I have a dataframe of 100 rows of floats ranging from 0.000001
to 0.001986
that I wish to plot on a seaborn histplot, separated by class. I started with,
sns.histplot(data=df, x='score', hue='test_result', kde=True, color='red',
stat='probability', multiple='layer')
plt.show()
However, my bins were overlapping significantly. I added,
binwidth=0.000000001
To the histplot to scale the bins to scientific notation, but this code took over 2 hours to run.
My question is; is there a more computationally efficient way to do this conversion? I need to run the same code for multiple dataframes of similar size. If not, is there a better way to improve the readability of the x-axis bins instead of using scientific notation?
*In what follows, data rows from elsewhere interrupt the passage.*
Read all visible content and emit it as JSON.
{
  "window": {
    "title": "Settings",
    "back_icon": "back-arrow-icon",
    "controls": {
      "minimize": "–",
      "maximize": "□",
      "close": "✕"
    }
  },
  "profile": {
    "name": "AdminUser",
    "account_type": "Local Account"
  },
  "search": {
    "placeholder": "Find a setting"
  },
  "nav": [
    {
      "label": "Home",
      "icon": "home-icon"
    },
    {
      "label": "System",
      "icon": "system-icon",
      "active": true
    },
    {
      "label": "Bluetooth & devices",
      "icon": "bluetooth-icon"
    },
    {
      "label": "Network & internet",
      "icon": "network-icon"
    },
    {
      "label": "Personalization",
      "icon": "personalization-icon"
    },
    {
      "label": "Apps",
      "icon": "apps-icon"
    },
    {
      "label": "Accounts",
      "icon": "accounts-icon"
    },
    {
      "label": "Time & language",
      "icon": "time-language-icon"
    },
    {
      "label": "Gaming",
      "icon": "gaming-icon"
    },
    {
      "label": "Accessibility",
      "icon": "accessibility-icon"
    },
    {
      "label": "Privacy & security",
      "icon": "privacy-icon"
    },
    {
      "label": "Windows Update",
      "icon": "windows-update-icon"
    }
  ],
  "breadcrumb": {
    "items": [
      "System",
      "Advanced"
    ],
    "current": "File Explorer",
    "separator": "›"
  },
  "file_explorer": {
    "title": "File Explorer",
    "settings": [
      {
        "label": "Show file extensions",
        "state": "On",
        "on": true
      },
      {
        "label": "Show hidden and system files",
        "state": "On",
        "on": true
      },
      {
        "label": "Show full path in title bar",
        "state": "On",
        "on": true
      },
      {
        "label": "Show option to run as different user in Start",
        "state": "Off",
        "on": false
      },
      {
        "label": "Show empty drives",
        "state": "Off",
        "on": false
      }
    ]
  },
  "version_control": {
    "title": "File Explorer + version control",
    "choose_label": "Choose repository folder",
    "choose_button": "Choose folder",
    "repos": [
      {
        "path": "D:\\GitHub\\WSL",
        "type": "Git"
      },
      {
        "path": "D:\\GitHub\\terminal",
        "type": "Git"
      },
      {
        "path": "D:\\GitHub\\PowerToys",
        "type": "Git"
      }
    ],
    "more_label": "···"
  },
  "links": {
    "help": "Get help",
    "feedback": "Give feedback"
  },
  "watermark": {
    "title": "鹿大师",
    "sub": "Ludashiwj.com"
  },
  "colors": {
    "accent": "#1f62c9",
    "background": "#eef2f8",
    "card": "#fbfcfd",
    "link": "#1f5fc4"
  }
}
Thanks!
Since this question has been reopened, I'll provide my answer below.
sns.histplot(data=df, x='score', hue='test_result', kde=True,
color='red', stat='probability', multiple='layer')
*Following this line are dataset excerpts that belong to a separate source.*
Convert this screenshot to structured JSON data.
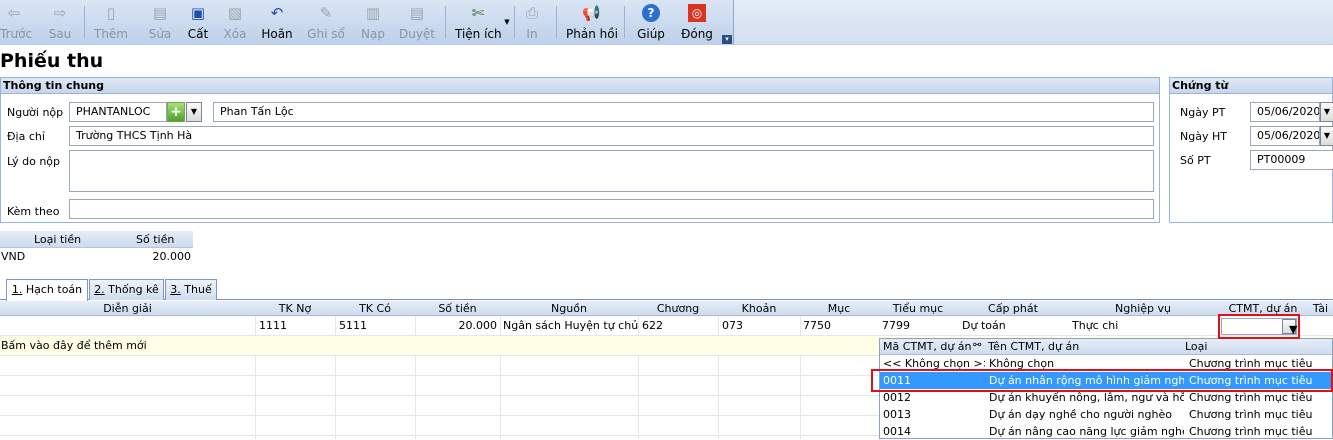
{
  "toolbar": {
    "buttons": [
      {
        "label": "Trước",
        "icon": "arrow-left-icon"
      },
      {
        "label": "Sau",
        "icon": "arrow-right-icon"
      },
      {
        "label": "Thêm",
        "icon": "add-doc-icon"
      },
      {
        "label": "Sửa",
        "icon": "edit-doc-icon"
      },
      {
        "label": "Cất",
        "icon": "save-icon"
      },
      {
        "label": "Xóa",
        "icon": "delete-icon"
      },
      {
        "label": "Hoãn",
        "icon": "undo-icon"
      },
      {
        "label": "Ghi sổ",
        "icon": "pencil-icon"
      },
      {
        "label": "Nạp",
        "icon": "reload-icon"
      },
      {
        "label": "Duyệt",
        "icon": "approve-icon"
      },
      {
        "label": "Tiện ích",
        "icon": "tools-icon"
      },
      {
        "label": "In",
        "icon": "print-icon"
      },
      {
        "label": "Phản hồi",
        "icon": "megaphone-icon"
      },
      {
        "label": "Giúp",
        "icon": "help-icon"
      },
      {
        "label": "Đóng",
        "icon": "close-icon"
      }
    ]
  },
  "page": {
    "title": "Phiếu thu"
  },
  "general": {
    "header": "Thông tin chung",
    "payer_label": "Người nộp",
    "payer_code": "PHANTANLOC",
    "payer_name": "Phan Tấn Lộc",
    "address_label": "Địa chỉ",
    "address": "Trường THCS Tịnh Hà",
    "reason_label": "Lý do nộp",
    "reason": "",
    "attach_label": "Kèm theo",
    "attach": ""
  },
  "voucher": {
    "header": "Chứng từ",
    "date_pt_label": "Ngày PT",
    "date_pt": "05/06/2020",
    "date_ht_label": "Ngày HT",
    "date_ht": "05/06/2020",
    "number_label": "Số PT",
    "number": "PT00009"
  },
  "currency": {
    "col_type": "Loại tiền",
    "col_amount": "Số tiền",
    "type": "VND",
    "amount": "20.000"
  },
  "tabs": [
    {
      "num": "1.",
      "label": " Hạch toán"
    },
    {
      "num": "2.",
      "label": " Thống kê"
    },
    {
      "num": "3.",
      "label": " Thuế"
    }
  ],
  "grid": {
    "columns": [
      "Diễn giải",
      "TK Nợ",
      "TK Có",
      "Số tiền",
      "Nguồn",
      "Chương",
      "Khoản",
      "Mục",
      "Tiểu mục",
      "Cấp phát",
      "Nghiệp vụ",
      "CTMT, dự án",
      "Tài"
    ],
    "row": {
      "tk_no": "1111",
      "tk_co": "5111",
      "amount": "20.000",
      "source": "Ngân sách Huyện tự chủ",
      "chapter": "622",
      "section": "073",
      "item": "7750",
      "subitem": "7799",
      "allocation": "Dự toán",
      "operation": "Thực chi",
      "project": ""
    },
    "new_row_hint": "Bấm vào đây để thêm mới"
  },
  "project_dropdown": {
    "columns": [
      "Mã CTMT, dự án",
      "Tên CTMT, dự án",
      "Loại"
    ],
    "rows": [
      {
        "code": "<< Không chọn >>",
        "name": "Không chọn",
        "type": "Chương trình mục tiêu"
      },
      {
        "code": "0011",
        "name": "Dự án nhân rộng mô hình giảm nghèo",
        "type": "Chương trình mục tiêu"
      },
      {
        "code": "0012",
        "name": "Dự án khuyến nông, lâm, ngư và hỗ tr...",
        "type": "Chương trình mục tiêu"
      },
      {
        "code": "0013",
        "name": "Dự án dạy nghề cho người nghèo",
        "type": "Chương trình mục tiêu"
      },
      {
        "code": "0014",
        "name": "Dự án nâng cao năng lực giảm nghèo",
        "type": "Chương trình mục tiêu"
      }
    ],
    "selected_index": 1
  },
  "colors": {
    "selection": "#3399ff",
    "highlight": "#e0101a",
    "new_row": "#ffffe5"
  }
}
plt.ticklabel_format(axis='x', style='sci', scilimits=(-4,-4))
plt.show()
My understanding is that here I represent the bins on the x-axis of my histplot with scientific e notation, rather than trying to force scientific notation conversion by setting such a binwidth
as 0.000000001
.
It's worth noting (if a comment may be able to provide an explanation) that with a similar use case, a colleague of mine had some old code on an older version of seaborn/matplotlib that worked using the binwidth
method. How?
For those with the same overlapping bins issue, with my data this converted the scale to multiples of 5 (1e-4), fixing said issue and that mentioned by JohanC in comment. From the matplotlib documentation regarding scilimits
:
Use (0, 0) to include all numbers. Use (m, m) where m != 0 to fix the order of magnitude to 10m. The formatter default is
rcParams["axes.formatter.limits"]
(default:[-5, 6]
).